Lecture 15 (association studies) Flashcards
what are association studies?
find genetic variance associated with a disease and then find causal genes to allow us to target the disease in terms of drugs
What do association studies have to do with QTL mapping?
association studies can be used to map QTL via linkage disequilibrium mapping.
How can we use association studies for complex traits?
many diseases that occur at a high frequency >1% in a pop, have several genes involved but if we sample enough individuals we can infer which are the genes that are involved. however there’s a counter hypothesis that estates that these diseases are due to rare alleles very difficult to find
what do we consider a rare/common allele?
- 001-0.005 rare
- 005-0.05 (low freq)
- 5-1 (common)
whatcan’t association studies find?
rare alleles with small effect that occur at small freq
what can association studies find?
common variants with large effects are getting out of the pop so studies look at middle panel COMMON VARIANTS WITH SMALL EFFECTS
what do we mean by a common variant with a large effect?

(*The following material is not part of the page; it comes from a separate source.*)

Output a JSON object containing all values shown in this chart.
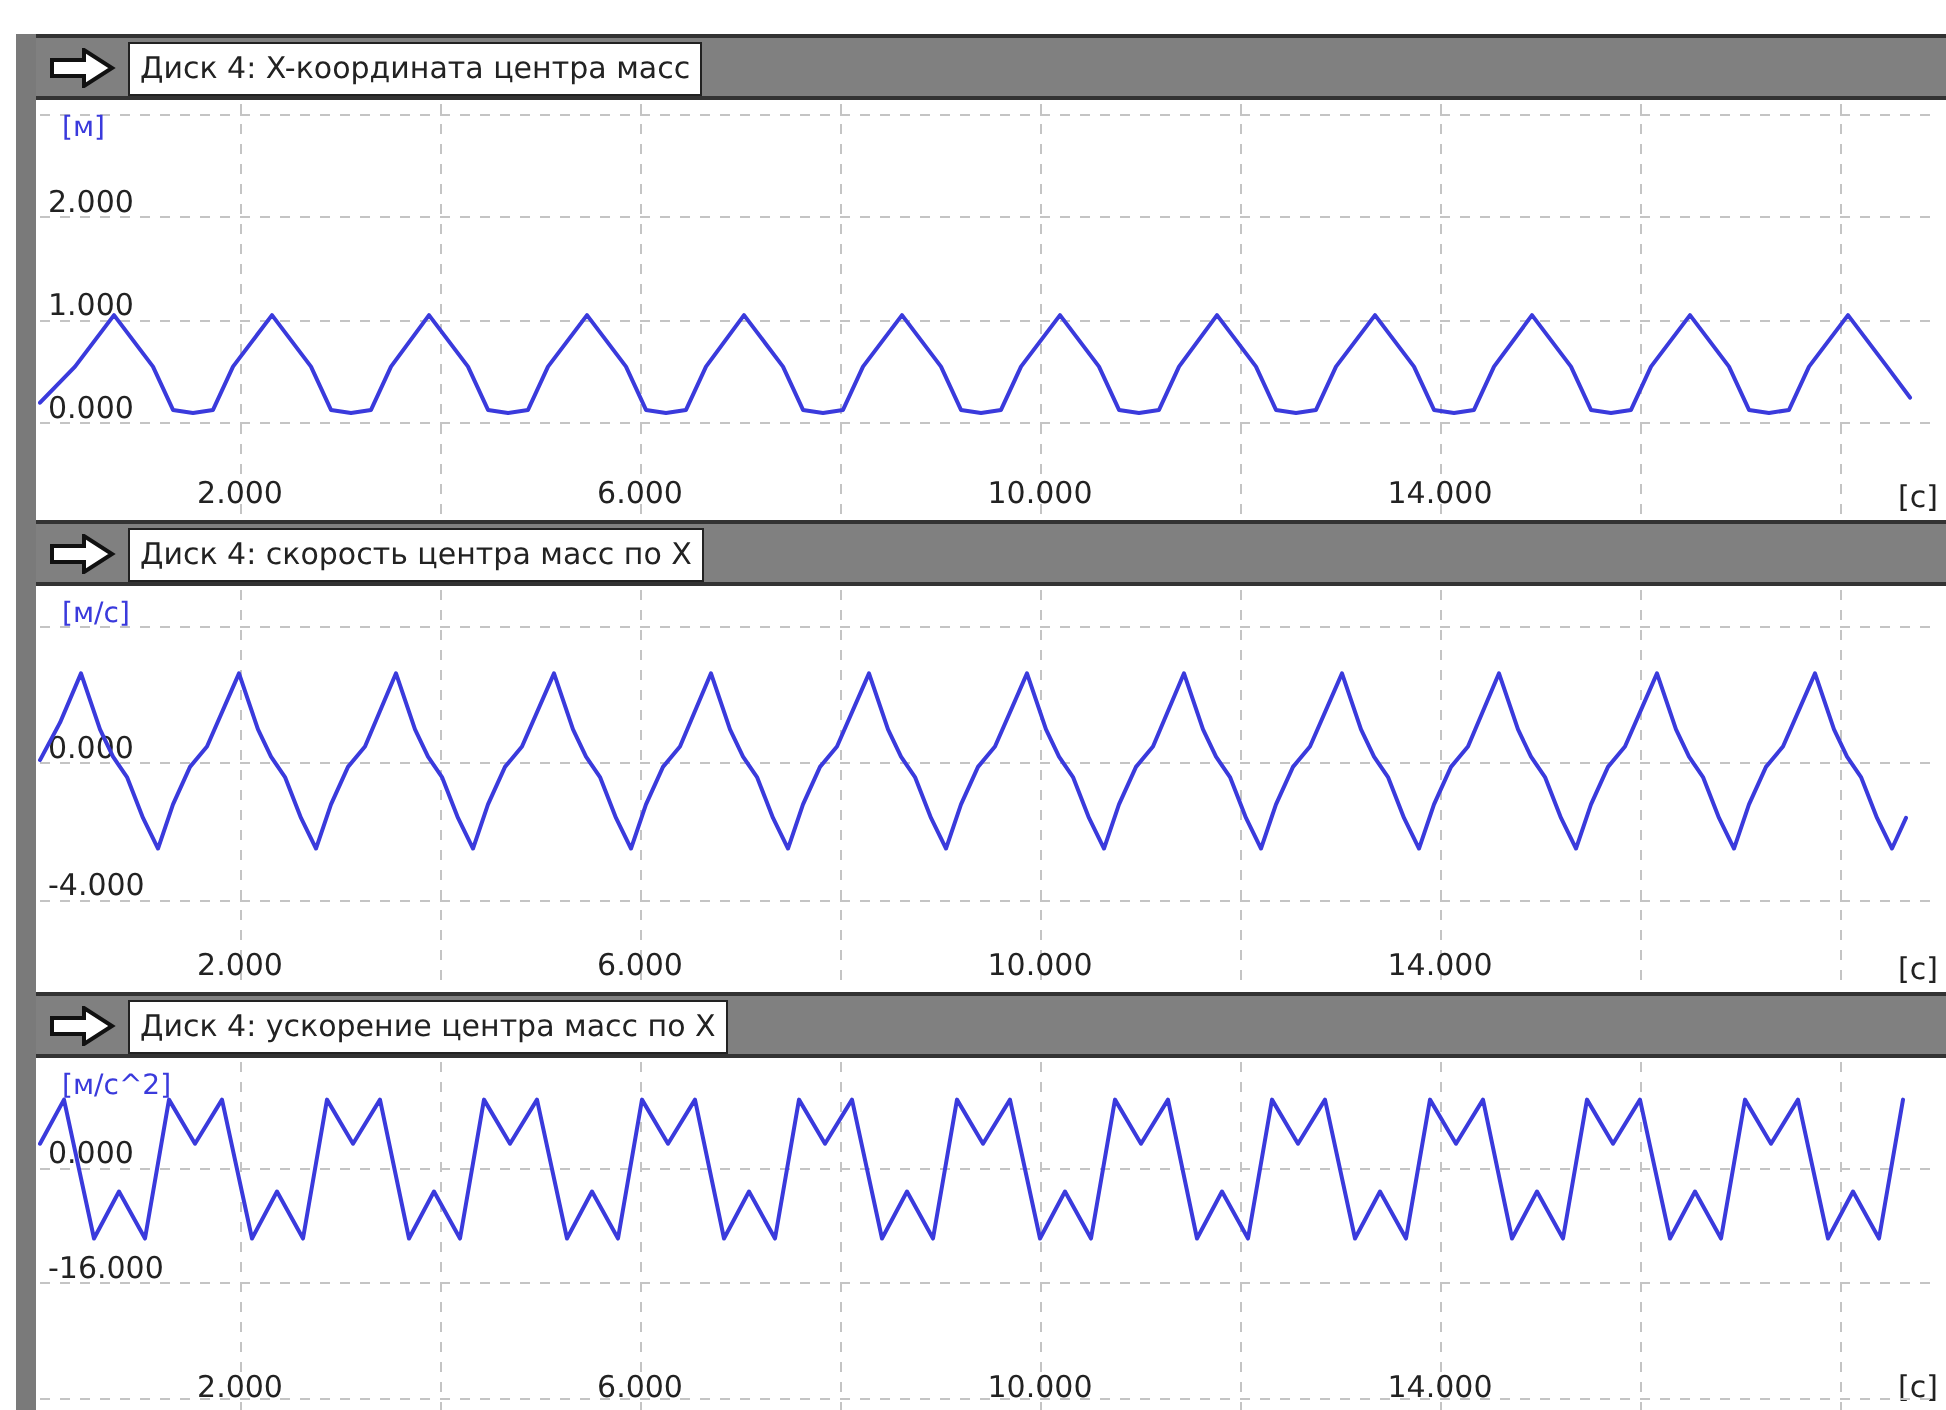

when it has such a bad effect that they’re getting out of the population due to selection
what does MAF mean?
minor allele frequency refers to 1-5% in the pop
how does hap map work?
it uses linkage disequilibrium to look at SNPs
explain linkage equilibrium
when you have two genes A and B and two alleles respectively and the allele freq will be the same then the haplotype freq match the allele freq this is LE
explain Linkage disequilibrium
occurs when allele freq does not match haplotype freq because A is only associated with B and a is only associated with b
how can we calculate the maximum linkage disequilibrium?
D= PAB x Pab - PAb x PaB
what’s the correlation coefficient for? how is it calculated?

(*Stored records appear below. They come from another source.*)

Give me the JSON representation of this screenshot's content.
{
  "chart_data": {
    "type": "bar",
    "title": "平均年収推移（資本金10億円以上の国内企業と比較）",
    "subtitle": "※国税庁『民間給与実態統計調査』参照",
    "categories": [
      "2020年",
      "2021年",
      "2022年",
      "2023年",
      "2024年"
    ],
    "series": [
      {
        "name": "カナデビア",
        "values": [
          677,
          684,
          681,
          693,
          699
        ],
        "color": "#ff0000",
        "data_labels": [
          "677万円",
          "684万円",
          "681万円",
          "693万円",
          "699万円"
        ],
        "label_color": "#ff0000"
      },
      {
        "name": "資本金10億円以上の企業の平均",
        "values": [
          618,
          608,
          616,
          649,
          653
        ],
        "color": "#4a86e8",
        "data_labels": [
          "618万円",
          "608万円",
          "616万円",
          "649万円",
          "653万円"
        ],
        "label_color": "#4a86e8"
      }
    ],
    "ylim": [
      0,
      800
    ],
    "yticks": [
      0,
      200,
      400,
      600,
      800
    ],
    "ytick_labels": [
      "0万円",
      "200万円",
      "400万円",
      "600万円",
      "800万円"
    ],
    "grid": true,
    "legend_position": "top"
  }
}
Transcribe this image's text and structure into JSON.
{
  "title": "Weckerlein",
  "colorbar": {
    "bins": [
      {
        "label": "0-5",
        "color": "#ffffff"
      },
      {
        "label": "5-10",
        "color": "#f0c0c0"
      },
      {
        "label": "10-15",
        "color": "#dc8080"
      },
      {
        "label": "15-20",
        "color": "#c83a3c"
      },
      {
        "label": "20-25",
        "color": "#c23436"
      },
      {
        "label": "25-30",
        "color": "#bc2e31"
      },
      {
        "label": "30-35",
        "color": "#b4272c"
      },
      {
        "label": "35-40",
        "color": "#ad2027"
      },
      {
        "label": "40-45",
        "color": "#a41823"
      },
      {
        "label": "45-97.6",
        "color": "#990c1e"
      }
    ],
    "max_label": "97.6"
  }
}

it’s used to compare bt different studies
r^2 = D/ PA PB Pb Pa
max LD is 1 and 0 is no LD thus LE
what can stop linkage disequilirbrium?
recombination.
how do we want a marker to be located?
the closer to the mutation as possible so the least change to be broken by recombination if there’s a marker close to the mutation –> strong LD
characteristics of HapMap project
- 10 million SNPs
- 11 popilation and 1184 indv
what are LD maps?
plot of HapMap e.g there’s a marker and red shows significant association therefore LD
what is association mapping?
associate SNPs with a disease by looking at historical linkage and the recombination that has occurred since the mutation has first appeared
what are the two types of associations that we can find of a SNPs and a disease?
it can be directly found in the gene but it’s quite unlikely or it can be found as an indirect association
what are the two main approaches of association studies?
GWAS (look at whole genome to find variants
or candidate gene studies
what are the 6 requirements of association studies?
- score everyone in the same way
- do GWAS or candidate gene studies
- high sample size
- check pop structure
- statistical analysis
- fine mapping dor a more detailed analysis.
give an example of an association study using case controls
we have a pop with a disease and we take other imdv without disease, we suspect that having a G in certain position determines the disease however there’re people w/0 the disease that have it, we do a chi test and if p value is good then G is associated with a disease
how’s the relative risk of a diasease calculated?
doing probabilities if RR is 1-1.5 low risk if >2 then large effect
what’s the welcome trust case control study?
it’s a study looking at 7 diseases and loads of imdv using GWA.